Proving Polynomial Identities

This segment will provide a proof of the most commonly used four polynomial identities which are:

• (a+b)² = a²+b²+2ab
• (a-b)² = a²+b²-2ab
• (a+b)(a-b)² = a²-b²
• (x + a)(x + b) = x² + x(a + b) + ab

Identity 1: (a+b)² = a²+b²+2ab

The expression (a+b)² can be expanded using the distributive property:

(a+b)² = (a+b) · (a+b)

= a · (a+b) + b · (a+b)

= a · a + a · b + b · a + b · b

= a² + ab + ba + b²

Since multiplication is commutative i.e., (ab = ba), we can simplify this expression to:

a² + 2ab + b²

∴ Proof demonstrates that (a+b)² is equal to ( a² + 2ab + b²).

Visual Proof,

Proof of (a+b)² = a² + 2ab + b² identity, let’s take a square of side a+b and divide it like the following diagram.

To prove the identity, we have to calculate the area of the square with side (a+b) which is (a+b)².
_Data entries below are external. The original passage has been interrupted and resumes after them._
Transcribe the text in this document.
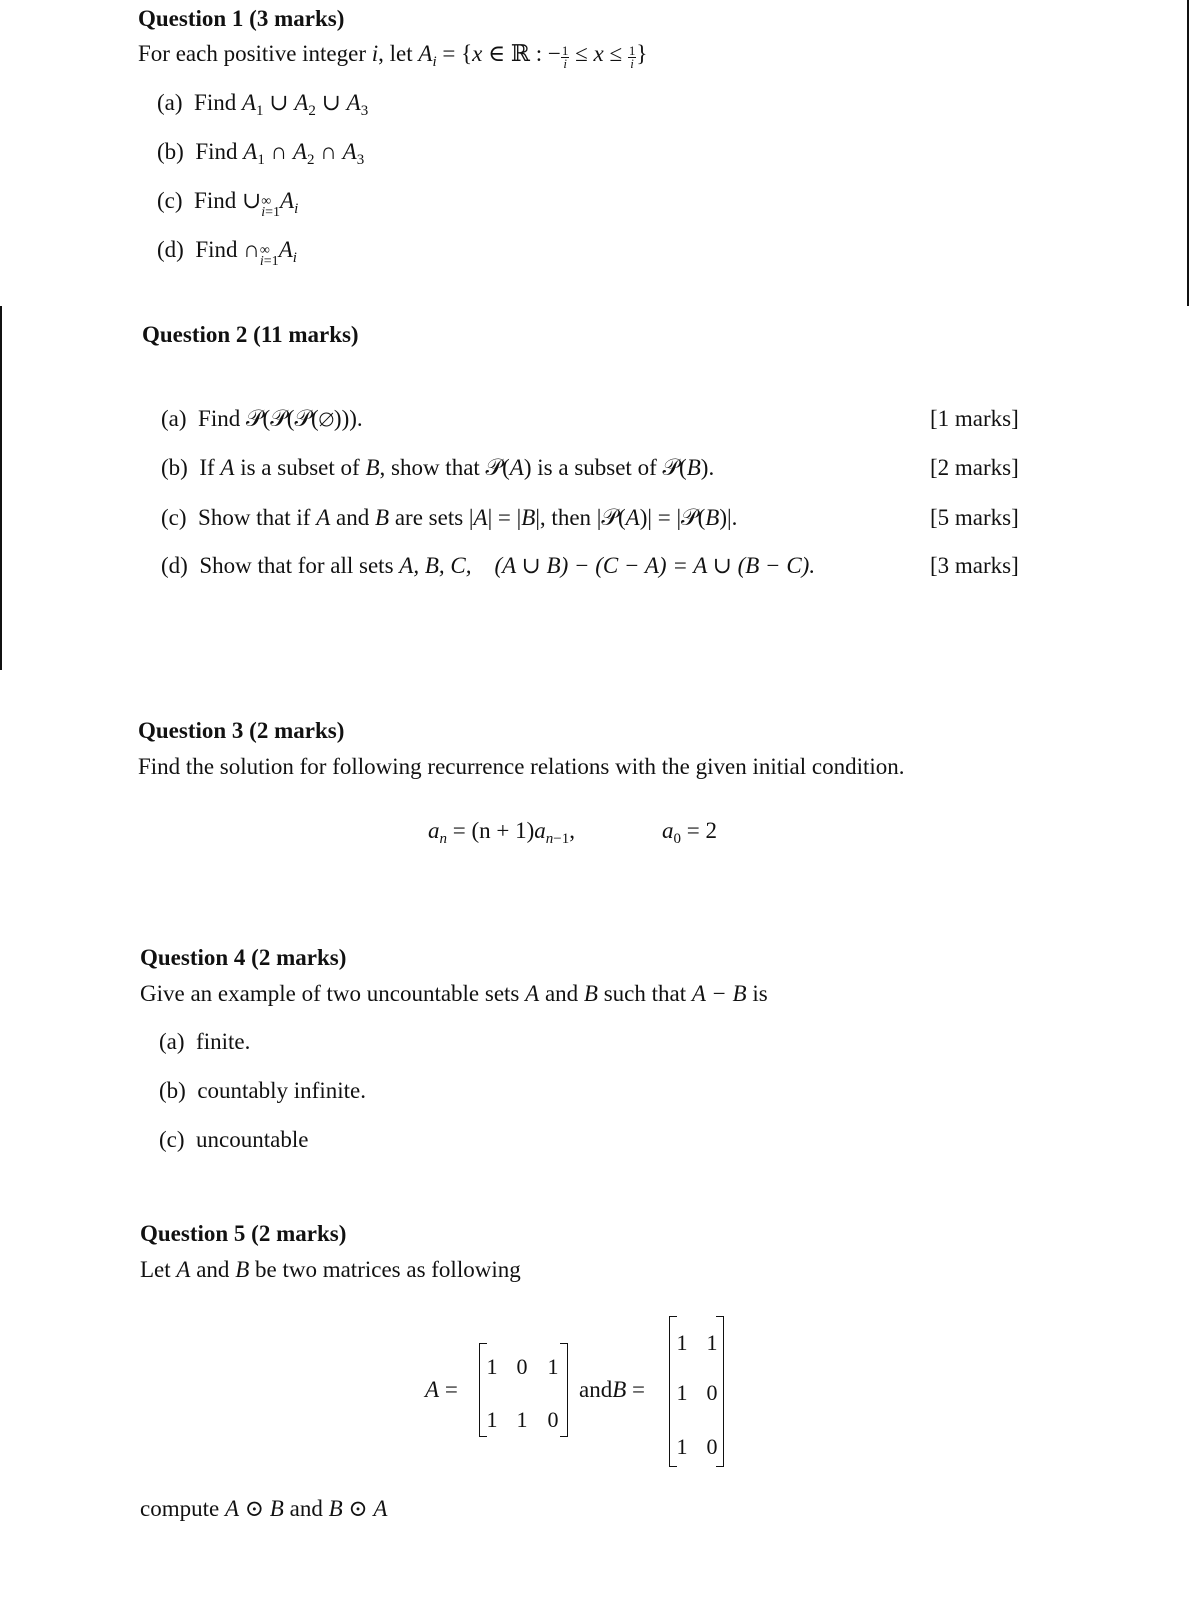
Question 1 (3 marks)
For each positive integer i, let $A_i = \{x$ ∈ ℝ : − $\frac{1}{i} \le x \le \frac{1}{i}$ }
(a) Find $A_1$ ∪ $A_2$ ∪ $A_3$
(b) Find $A_1$ ∩ $A_2$ ∩ $A_3$
(c) Find ∪ ∞
i=1 $A_i$
(d) Find ∩ ∞
i=1 $A_i$
Question 2 (11 marks)
(a) Find 𝒫(𝒫(𝒫(∅))).	[1 marks]
(b) If A is a subset of B, show that 𝒫(A) is a subset of 𝒫(B).	[2 marks]
(c) Show that if A and B are sets |A| = |B|, then |𝒫(A)| = |𝒫(B)|.	[5 marks]
(d) Show that for all sets A, B, C, (A ∪ B) − (C − A) = A ∪ (B − C).	[3 marks]
Question 3 (2 marks)
Find the solution for following recurrence relations with the given initial condition.
$a_n = (n + 1)a_{n-1}$,	$a_0 = 2$
Question 4 (2 marks)
Give an example of two uncountable sets A and B such that A − B is
(a) finite.
(b) countably infinite.
(c) uncountable
Question 5 (2 marks)
Let A and B be two matrices as following
A =
1 0 1
1 1 0
andB =
1 1
1 0
1 0
compute A ⊙ B and B ⊙ A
Identity 2: (a-b)² = a²+b²-2ab

To prove the polynomial identity (a – b)² = a² + b² – 2ab, we can use the distributive property and perform the necessary algebraic steps:

Starting with the left-hand side:

(a – b)² = (a – b) · (a – b)

Using the distributive property:

(a – b)² = a · (a – b) – b · (a – b)

Further simplifying:

(a – b)² = a² – ab – ab + b²

Combining like terms:

(a – b)² = a² – 2ab + b²

Now, the result matches the right-hand side of the given identity:

(a – b)² = a² + b² – 2ab

∴ Polynomial identity (a – b)² = a² + b² – 2ab is proved.

Visual Proof

Proof of (a-b)² = a²-2ab+b² identity, let’s again consider a square but this time with side “a”.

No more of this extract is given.